Call Deadline: 30-Sep-2016
Computer science has allowed linguists to tackle big data in big corpora. Technology has stirred many debates about data collection, corpus design or statistical significance. Corpus linguistics have gained in theoretical strength as corpus linguists explored the notion and the object. Large corpora have been extensively dealt with - but what about ''small corpora''? Small corpora (SC), in contrast, have drawn little attention from the scientific community so far. What is a small corpus? Are there several types? When and how are they used? Could we - or should we - do without them? SC raise two main questions:
1) Is a SC any corpus that cannot be categorized as a big corpus?
2) What are the epistemological and methodological implications of SC ?
This special issue aims at discussing SC directly, steering the debate away from already discussed notions (quantitative/qualitative opposition, representativeness, implementation, etc.). We want to focus on SC for themselves, starting by acknowledging their existence and accounting for their actual uses: linguists and language science scholars constantly use them.

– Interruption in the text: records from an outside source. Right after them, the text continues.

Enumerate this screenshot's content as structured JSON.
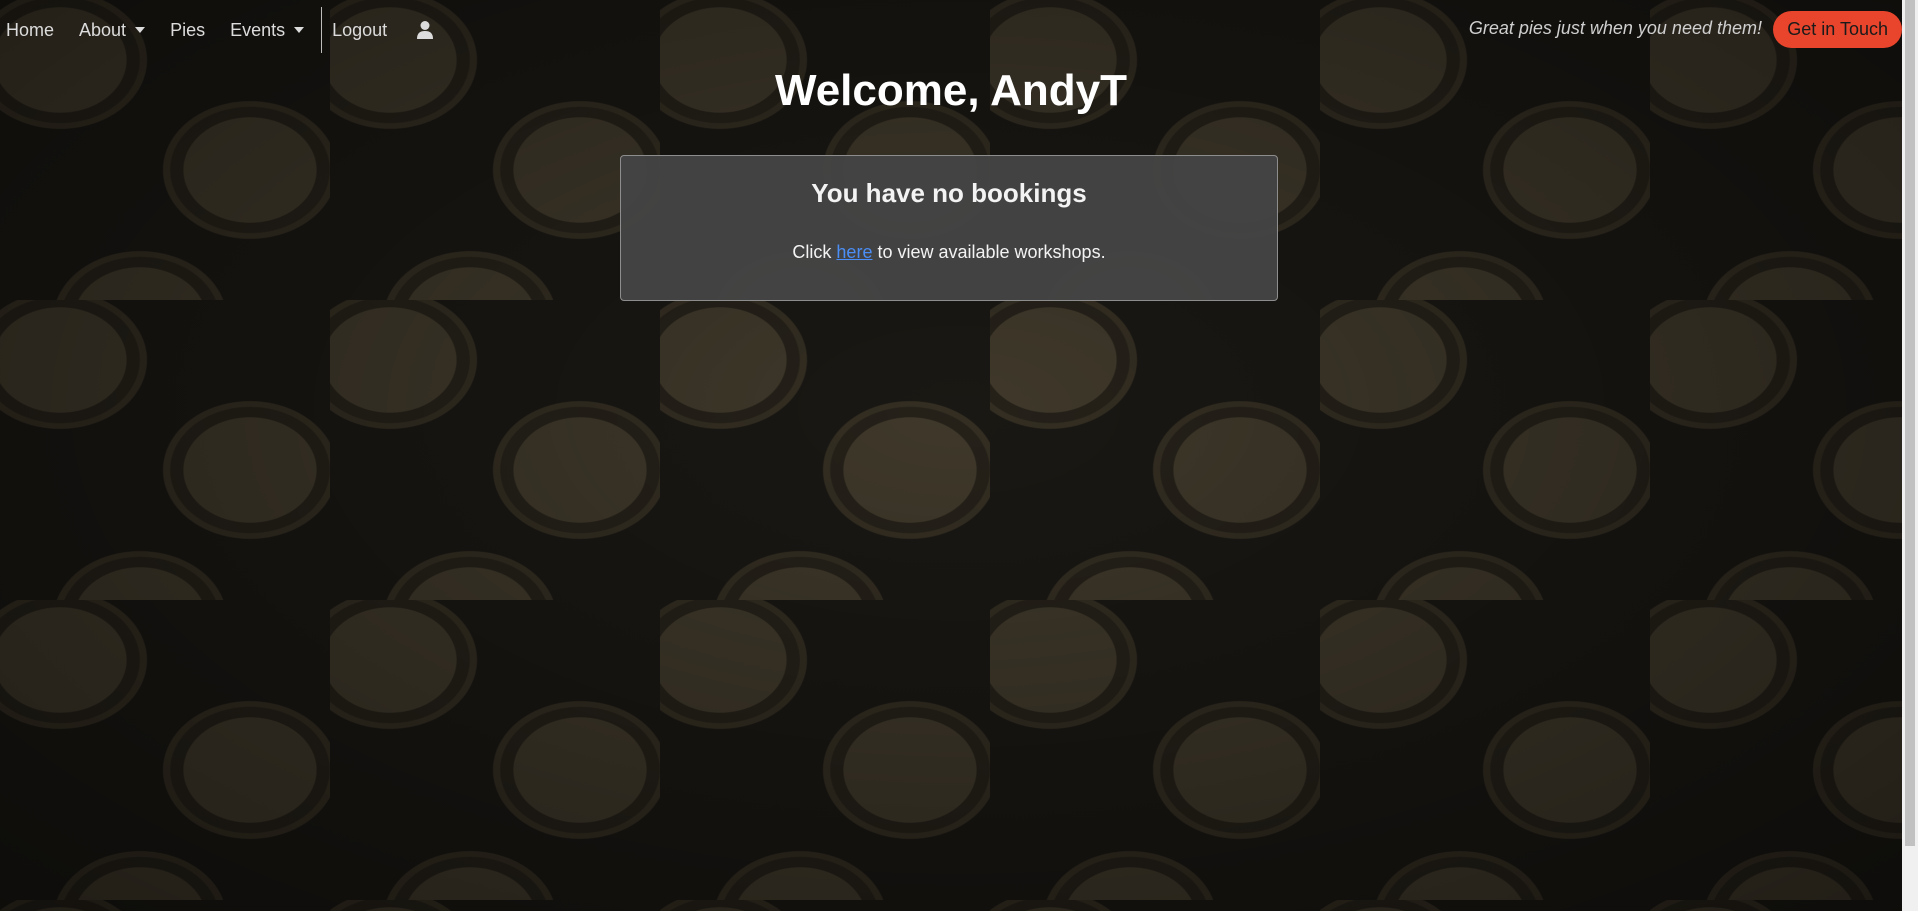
{
  "nav": {
    "items": [
      {
        "label": "Home"
      },
      {
        "label": "About"
      },
      {
        "label": "Pies"
      },
      {
        "label": "Events"
      },
      {
        "label": "Logout"
      }
    ],
    "tagline": "Great pies just when you need them!",
    "cta_label": "Get in Touch"
  },
  "main": {
    "welcome": "Welcome, AndyT",
    "card_title": "You have no bookings",
    "text_before": "Click ",
    "link_text": "here",
    "text_after": " to view available workshops."
  },
  "colors": {
    "accent": "#e8452c",
    "link": "#4b8ef5",
    "card_bg": "#444444"
  },
  "icons": [
    "user-icon",
    "dropdown-caret-icon"
  ]
}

Common SC are doctoral research corpora, test corpora (to train or test an automatic process or implementation), exploratory corpora to investigate the validity of a topic, method or of data set. Less or little documented languages are studied on small(er) corpora. Dead languages provide us with finite corpora: do they share issues with SC? Linguists can also work with a zero corpus or created data (as with invented languages). It thus appears that SC play a seminal role in language research, especially so since they are usually used at early stages. Their use is ubiquitous in language studies today, and this raises issues in multiple domains of the field.
SC force us to consider our research practices for what they are. As Antoinette Renouf (2007) explains, ''my analysis of the continuing creation of small corpora when it is technologically possible to create larger ones is that here necessity is playing a larger role''.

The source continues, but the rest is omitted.